France | France, Cour administrative d'appel de Paris, 7ème chambre, 05 octobre 2021, 19PA04083


Vu la procédure suivante :

Procédure contentieuse antérieure :

M. B... A... a demandé au Tribunal administratif de Paris d'annuler les décisions portant modification de son régime indemnitaire ainsi que la décision implicite par laquelle le recteur de l'académie de Paris a rejeté son recours gracieux formé le 17 mai 2017 contre ces décisions.

Par un jugement n° 1714696/5-3 du 16 octobre 2019, le Tribunal administratif de Paris a rejeté sa demande.

Procédure devant la Cour :

Par une requête et un mémoire, enregistrés le 17 décembre 2019 et le

19 avril 2020, M. A..., représenté par Me Lerat, demande à la Cour :

1°) d'annuler le jugemen...

Vu la procédure suivante :

Procédure contentieuse antérieure :

M. B... A... a demandé au Tribunal administratif de Paris d'annuler les décisions portant modification de son régime indemnitaire ainsi que la décision implicite par laquelle le recteur de l'académie de Paris a rejeté son recours gracieux formé le 17 mai 2017 contre ces décisions.

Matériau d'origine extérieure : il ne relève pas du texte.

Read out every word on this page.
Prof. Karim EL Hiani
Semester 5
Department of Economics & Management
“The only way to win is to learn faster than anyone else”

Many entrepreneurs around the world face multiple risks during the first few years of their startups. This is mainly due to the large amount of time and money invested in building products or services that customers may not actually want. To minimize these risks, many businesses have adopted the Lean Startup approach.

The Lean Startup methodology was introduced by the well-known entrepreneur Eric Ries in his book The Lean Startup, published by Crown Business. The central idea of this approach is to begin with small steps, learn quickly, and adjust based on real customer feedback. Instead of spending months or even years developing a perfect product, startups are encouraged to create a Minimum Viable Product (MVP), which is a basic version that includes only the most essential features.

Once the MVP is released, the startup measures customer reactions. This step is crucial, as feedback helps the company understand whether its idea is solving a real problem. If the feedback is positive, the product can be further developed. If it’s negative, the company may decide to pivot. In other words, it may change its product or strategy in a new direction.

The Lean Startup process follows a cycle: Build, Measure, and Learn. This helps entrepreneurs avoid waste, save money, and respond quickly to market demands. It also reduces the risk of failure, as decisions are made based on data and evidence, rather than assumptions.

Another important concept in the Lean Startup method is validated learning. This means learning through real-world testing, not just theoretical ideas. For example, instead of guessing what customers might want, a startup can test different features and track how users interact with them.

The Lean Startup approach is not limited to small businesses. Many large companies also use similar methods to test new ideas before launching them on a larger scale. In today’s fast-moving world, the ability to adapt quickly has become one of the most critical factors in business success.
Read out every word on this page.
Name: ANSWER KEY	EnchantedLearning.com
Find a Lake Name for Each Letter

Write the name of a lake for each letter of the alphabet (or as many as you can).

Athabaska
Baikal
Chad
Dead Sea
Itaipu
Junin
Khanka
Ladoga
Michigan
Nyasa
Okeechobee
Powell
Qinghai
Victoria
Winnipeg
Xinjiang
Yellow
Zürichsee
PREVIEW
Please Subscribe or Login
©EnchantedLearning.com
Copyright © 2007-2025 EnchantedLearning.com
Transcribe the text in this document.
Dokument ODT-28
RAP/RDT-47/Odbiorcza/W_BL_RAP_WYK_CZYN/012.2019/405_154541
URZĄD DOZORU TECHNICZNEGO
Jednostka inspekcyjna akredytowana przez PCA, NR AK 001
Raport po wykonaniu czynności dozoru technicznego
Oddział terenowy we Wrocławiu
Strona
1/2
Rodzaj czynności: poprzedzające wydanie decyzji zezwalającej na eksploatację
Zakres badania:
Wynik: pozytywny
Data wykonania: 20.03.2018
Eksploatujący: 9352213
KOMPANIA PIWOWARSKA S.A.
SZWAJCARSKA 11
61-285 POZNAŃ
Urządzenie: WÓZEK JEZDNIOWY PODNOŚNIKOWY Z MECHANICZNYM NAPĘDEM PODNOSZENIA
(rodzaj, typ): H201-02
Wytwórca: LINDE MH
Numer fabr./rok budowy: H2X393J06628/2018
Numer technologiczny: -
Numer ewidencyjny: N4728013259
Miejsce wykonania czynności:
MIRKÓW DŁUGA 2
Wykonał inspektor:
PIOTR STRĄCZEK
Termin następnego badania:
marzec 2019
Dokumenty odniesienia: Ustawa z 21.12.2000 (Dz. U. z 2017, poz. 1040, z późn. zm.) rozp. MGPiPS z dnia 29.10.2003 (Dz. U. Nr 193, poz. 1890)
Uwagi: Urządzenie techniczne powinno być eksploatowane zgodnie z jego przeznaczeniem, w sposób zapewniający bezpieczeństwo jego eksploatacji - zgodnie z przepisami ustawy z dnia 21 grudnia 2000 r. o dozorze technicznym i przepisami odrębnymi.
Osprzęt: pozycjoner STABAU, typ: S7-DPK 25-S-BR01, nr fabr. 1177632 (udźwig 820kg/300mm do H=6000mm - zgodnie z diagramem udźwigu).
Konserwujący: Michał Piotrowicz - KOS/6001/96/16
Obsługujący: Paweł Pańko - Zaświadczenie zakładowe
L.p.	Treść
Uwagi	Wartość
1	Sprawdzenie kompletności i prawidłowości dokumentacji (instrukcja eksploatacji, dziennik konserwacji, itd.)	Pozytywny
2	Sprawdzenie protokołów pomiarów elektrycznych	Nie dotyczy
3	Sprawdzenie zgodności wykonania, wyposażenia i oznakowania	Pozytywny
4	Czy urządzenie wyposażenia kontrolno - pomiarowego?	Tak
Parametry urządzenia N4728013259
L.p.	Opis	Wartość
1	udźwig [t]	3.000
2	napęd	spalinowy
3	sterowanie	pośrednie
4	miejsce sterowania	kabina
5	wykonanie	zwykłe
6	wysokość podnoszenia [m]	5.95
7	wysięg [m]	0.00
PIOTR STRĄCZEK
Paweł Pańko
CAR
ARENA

Par un jugement n° 1714696/5-3 du 16 octobre 2019, le Tribunal administratif de Paris a rejeté sa demande.

Procédure devant la Cour :

Par une requête et un mémoire, enregistrés le 17 décembre 2019 et le 19 avril 2020, M. A..., représenté par Me Lerat, demande à la Cour :

1°) d'annuler le jugement n° 1714696/5-3 du 16 octobre 2019 du Tribunal administratif de Paris ;

2°) d'annuler les décisions attaquées ;

3°) de mettre à la charge de l'Etat le versement de la somme de 2 000 euros en application des dispositions de l'article L. 761-1 du code de justice administrative.

Il soutient que :

- le jugement est insuffisamment motivé ;

- les premiers juges n'ont pas statué sur le moyen tiré de l'incompétence négative entachant les décisions attaquées ;

- les décisions attaquées sont entachées d'incompétence, le recteur ne justifiant pas d'une délégation de pouvoir ;

- elles sont entachées d'incompétence négative, le recteur n'ayant pas mis en œuvre son pouvoir d'appréciation en fonction des critères fixés par le décret du 20 mai 2014 ;

- elles ne sont pas motivées ;

- elles ont été prises sans procédure contradictoire préalable ;

- elles méconnaissent les dispositions du décret du 20 mai 2014 dès lors que le montant de l'indemnité de fonctions, de sujétions et d'expertise a été déterminé en dehors des critères imposés par ce décret et qu'il n'a pas bénéficié du cumule de l'IFSE et de l'indemnité de caisse et de responsabilités ;

- cette indemnité a été fixée en méconnaissance des directives contenues dans la circulaire du 5 novembre 2015 ;

- les décisions attaquées méconnaissent le principe d'égalité de traitement, le cumul de l'indemnité de fonctions, de sujétions et d'expertise et de l'indemnité de caisse et de responsabilité étant accordé à d'autres fonctionnaires dans des situations similaires ;

- elles constituent une seconde sanction, financière, pour des faits déjà sanctionnés et méconnaît le principe " non bis in idem " ;

- elles sont entachées d'une erreur manifeste d'appréciation.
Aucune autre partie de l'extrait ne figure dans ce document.